31. Akiko Busch, Geography of Home: Writings on Where We Live (1999) (6/7/21)
I read this book for a writing seminar I'm about to dive into. The seminar leader loves minute detail, and there is plenty of good detail here. Busch takes on the "geography of home" literally: by exploring the various areas of a house. Starting with the front door—which she deems virtually useless, since where she lives, people always go right round to the back door, or the kitchen door, or through the garage. Right there, my hackles rose, since she was framing the "uselessness" of the front door in universal terms: "we" do not ever use the front door anymore. That "we" does not include me. The front door is the main entrance into my house. Although I did appreciate being reminded of the variety of ways we experience our homes, that wasn't her point.The short chapters are these: front door, kitchen, dining room, laundry (which she also dismisses, or elides into a "utility room," but no: we have a [tiny] laundry room, even if it's not as elaborate as a Victorian-era one—the Victorians often ending up being a point of comparison, since Busch lives in an old house, with an old floor plan, which evokes the Victorians), closet, home office, library, front porch, bedroom, dressing room (dressing room! I ask you!), bathroom, garage, and living room.
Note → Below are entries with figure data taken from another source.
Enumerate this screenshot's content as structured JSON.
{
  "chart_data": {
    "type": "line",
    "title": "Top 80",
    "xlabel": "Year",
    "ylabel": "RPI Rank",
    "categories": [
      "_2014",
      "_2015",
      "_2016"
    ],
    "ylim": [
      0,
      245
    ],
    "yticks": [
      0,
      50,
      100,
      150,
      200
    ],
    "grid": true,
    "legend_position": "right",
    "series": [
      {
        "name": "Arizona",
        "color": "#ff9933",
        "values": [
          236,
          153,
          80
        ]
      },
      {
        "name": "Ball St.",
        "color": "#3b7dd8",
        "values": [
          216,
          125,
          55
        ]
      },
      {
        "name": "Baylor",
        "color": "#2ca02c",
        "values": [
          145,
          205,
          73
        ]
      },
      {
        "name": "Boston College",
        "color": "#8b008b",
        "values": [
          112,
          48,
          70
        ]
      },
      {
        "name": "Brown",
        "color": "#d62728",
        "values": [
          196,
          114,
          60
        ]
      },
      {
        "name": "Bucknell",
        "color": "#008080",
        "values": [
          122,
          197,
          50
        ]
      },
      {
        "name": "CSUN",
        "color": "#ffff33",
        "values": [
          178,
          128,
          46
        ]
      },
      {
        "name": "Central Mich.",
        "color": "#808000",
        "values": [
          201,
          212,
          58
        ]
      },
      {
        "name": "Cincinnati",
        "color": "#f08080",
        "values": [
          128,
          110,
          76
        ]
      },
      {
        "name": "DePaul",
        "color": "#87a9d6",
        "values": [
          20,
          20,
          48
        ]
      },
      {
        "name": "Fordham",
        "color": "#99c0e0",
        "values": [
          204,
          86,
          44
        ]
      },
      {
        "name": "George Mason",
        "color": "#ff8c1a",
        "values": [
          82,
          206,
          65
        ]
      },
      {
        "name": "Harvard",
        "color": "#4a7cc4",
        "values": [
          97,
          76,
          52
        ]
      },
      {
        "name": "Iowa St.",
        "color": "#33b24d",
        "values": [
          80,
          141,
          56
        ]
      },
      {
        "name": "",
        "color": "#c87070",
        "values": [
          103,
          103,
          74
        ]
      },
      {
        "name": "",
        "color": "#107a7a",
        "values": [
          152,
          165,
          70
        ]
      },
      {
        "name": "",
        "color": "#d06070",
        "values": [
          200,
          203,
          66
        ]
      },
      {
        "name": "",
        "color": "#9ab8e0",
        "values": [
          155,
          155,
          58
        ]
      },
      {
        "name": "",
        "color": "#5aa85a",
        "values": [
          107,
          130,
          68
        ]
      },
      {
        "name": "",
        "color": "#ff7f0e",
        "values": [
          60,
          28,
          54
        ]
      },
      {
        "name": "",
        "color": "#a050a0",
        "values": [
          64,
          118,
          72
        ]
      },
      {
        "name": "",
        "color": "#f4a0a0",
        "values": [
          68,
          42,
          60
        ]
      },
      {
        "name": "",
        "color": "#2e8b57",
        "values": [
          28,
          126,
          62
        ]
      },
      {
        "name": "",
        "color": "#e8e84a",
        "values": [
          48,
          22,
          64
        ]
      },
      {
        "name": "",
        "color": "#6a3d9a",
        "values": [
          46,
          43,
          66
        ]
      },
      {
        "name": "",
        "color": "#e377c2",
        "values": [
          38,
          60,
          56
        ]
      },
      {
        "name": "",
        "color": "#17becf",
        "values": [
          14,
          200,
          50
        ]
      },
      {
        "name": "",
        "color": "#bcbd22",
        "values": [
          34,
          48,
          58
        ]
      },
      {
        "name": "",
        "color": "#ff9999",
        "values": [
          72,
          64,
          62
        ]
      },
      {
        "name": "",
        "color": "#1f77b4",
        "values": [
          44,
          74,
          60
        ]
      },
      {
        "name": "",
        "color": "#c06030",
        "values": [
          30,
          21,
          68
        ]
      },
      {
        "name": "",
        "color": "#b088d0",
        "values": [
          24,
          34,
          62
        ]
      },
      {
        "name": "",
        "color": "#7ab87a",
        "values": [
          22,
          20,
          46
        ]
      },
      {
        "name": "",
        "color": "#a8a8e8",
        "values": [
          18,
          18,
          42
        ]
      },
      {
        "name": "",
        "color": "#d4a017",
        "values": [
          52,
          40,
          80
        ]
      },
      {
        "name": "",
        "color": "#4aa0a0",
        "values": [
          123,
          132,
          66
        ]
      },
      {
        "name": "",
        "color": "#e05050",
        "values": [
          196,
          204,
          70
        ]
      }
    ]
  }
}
In the end, the book is a confection—slight, sometimes sentimental or cliched. Busch does explore public vs. private space some, and modern desires vs. older ones. (The fact that the book is over 20 years old was occasionally telling.) There is also a distinct sense of privilege (e.g., her mention in the garage chapter of Ranger Rovers and Lexuses in the same breath as "the residents of many Third World countries"—but what about the residents of many American cities?) that I found offputting. I could almost picture the author blithely typing out her thoughts (in her home office, no doubt), one idea to the next, all from her personal experience—though she does try to enlarge the picture by quoting other writers and scholars, and Freud.
Here's a passage to give an idea of the writing style:
If there is any part of the home that does not belong exclusively to the people who live there, it is the front door. Whether and how we choose to acknowledge this may say something about the degree of comfort and security we feel inside—and outside—our homes.
But knowing this doesn't bring me any closer to using my front door. Nor will I eliminate it altogether and replace it with a closet, or anything else more practical. It will instead remain just where it is to remind me that the spaces in a house are layered for a reason. When you enter a house through the front door, you discover its interiors in a logical progression, passing from public to private realms—front hall, living room, then maybe later, kitchen. The front door is the first step on this journey of progressive congeniality.
And in our houses, as in our lives, congeniality comes naturally before intimacy. With its white porch and benches, its pale blue ceiling and transom window, my front door will stay just where it is. A small landing where propriety and poetry converge, it will serve perhaps its most important function of all, a brief reminder that there is an interior logic to the way people's houses, like the people themselves, are revealed.
I liked and didn't like this book, both at once. It has the potential to provide food for thought: on how we use our personal spaces, our communal spaces; on where we find comfort; on intimacy: sex in the bedroom, home cooking in the kitchen, heart-to-hearts in the living room; on what things we actually need (why don't old houses have enough closet space?). Et cetera. I'm glad I read it. And that it was short.
1 comment:
Darn. I was enticed by the book's title. But, no, I don't need to read this--since you did for me! But I do have a question: whose writing workshop?